Pertarungan perebutan BH 1 Jambi pada pemilihan gubernur 9 Desember mendatang diprediksi bakal sengit. Pada foto terlihat kebersamaan bakal calon gubernur petahana Hasan Basri Agus (HBA) dengan Zumi Zola Zulkifli (ZZZ) yang sudah memastikan untuk menjadi rival pada pilkada mendatang.
Pertarungan perebutan BH 1 Jambi pada pemilihan gubernur 9 Desember mendatang diprediksi bakal sengit. Pada foto terlihat kebersamaan bakal calon gubernur petahana Hasan Basri Agus (HBA) dengan Zumi Zola Zulkifli (ZZZ) yang sudah memastikan untuk menjadi rival pada pilkada mendatang. /

Pengamat: Bisa Jadi Bumerang Bagi Kandidat

RADARJAMBI.CO.ID, KOTA JAMBI – Semakin dekatnya perhelatan Pemilihan Gubernur (Pilgub) Jambi 2015, kandidat bakal Calon Gubernur semakin intens menggelar sosialisasi di masyarakat. Berbagai momen penting turut dimanfaatkan kandidat maupun tim pemenangan turun ke tengah masyarakat. Seperti halnya saat ini moment perayaan Isra Mikraj dan semakin dekatnya bulan suci Ramadhan, kegiatan sosialisasi diyakini bakal semakin tinggi.

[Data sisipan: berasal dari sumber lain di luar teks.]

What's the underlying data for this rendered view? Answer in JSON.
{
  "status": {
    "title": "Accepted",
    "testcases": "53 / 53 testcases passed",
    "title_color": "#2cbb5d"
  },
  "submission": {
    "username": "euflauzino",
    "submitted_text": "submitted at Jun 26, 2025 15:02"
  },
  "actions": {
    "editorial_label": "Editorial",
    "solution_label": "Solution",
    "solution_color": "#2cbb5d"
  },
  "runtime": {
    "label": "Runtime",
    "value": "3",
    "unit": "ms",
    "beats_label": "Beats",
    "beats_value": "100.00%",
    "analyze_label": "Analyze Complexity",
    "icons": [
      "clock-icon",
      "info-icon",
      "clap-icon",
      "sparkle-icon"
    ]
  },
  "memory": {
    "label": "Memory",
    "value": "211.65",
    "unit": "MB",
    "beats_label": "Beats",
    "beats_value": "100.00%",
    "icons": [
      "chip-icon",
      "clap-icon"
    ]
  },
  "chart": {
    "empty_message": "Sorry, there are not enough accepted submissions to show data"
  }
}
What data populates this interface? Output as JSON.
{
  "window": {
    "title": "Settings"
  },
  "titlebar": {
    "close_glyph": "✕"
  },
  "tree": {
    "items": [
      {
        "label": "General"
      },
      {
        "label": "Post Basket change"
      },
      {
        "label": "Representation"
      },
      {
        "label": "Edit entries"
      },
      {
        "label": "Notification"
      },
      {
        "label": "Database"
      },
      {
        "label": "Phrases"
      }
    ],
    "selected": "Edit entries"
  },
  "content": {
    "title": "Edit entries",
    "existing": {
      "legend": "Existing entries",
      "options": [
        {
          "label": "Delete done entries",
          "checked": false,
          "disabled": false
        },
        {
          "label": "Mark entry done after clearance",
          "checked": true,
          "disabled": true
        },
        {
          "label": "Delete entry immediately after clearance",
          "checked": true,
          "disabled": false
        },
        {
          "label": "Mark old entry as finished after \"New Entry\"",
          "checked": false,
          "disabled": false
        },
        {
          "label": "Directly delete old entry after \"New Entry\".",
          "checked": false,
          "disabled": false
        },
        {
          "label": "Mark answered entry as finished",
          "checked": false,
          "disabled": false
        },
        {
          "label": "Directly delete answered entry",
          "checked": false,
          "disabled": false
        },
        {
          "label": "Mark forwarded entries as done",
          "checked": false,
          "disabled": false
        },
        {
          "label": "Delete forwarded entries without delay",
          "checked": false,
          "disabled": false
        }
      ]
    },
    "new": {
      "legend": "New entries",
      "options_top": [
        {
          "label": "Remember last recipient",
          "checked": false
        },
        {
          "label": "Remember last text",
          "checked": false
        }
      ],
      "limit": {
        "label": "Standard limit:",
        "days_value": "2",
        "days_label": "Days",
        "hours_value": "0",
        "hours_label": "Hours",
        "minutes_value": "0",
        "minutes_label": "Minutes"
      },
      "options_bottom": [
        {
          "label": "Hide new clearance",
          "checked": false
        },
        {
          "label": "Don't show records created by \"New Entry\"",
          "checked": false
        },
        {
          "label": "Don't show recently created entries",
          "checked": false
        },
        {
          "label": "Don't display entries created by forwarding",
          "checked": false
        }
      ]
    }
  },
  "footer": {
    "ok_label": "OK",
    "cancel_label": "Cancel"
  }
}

Pemanfaatan moment keagamaan ini menjadi kontroversi di masyarakat. Salah satunya, Agung warga Kota Jambi. Melalui media sosialnya, Agung mengecam pemanfaatan moment keagamaan dimanfaatkan sebagai ajang politik.

“Stop manfaatkan moment Isra Mikraj sebagai ajang politik” tulisnya di pesan jejaring sosial baru-baru ini. Tentunya, moment keagamaan diharapkannya tidak dimanfaatkan atau bahkan dicampuri oleh kepentingan politik.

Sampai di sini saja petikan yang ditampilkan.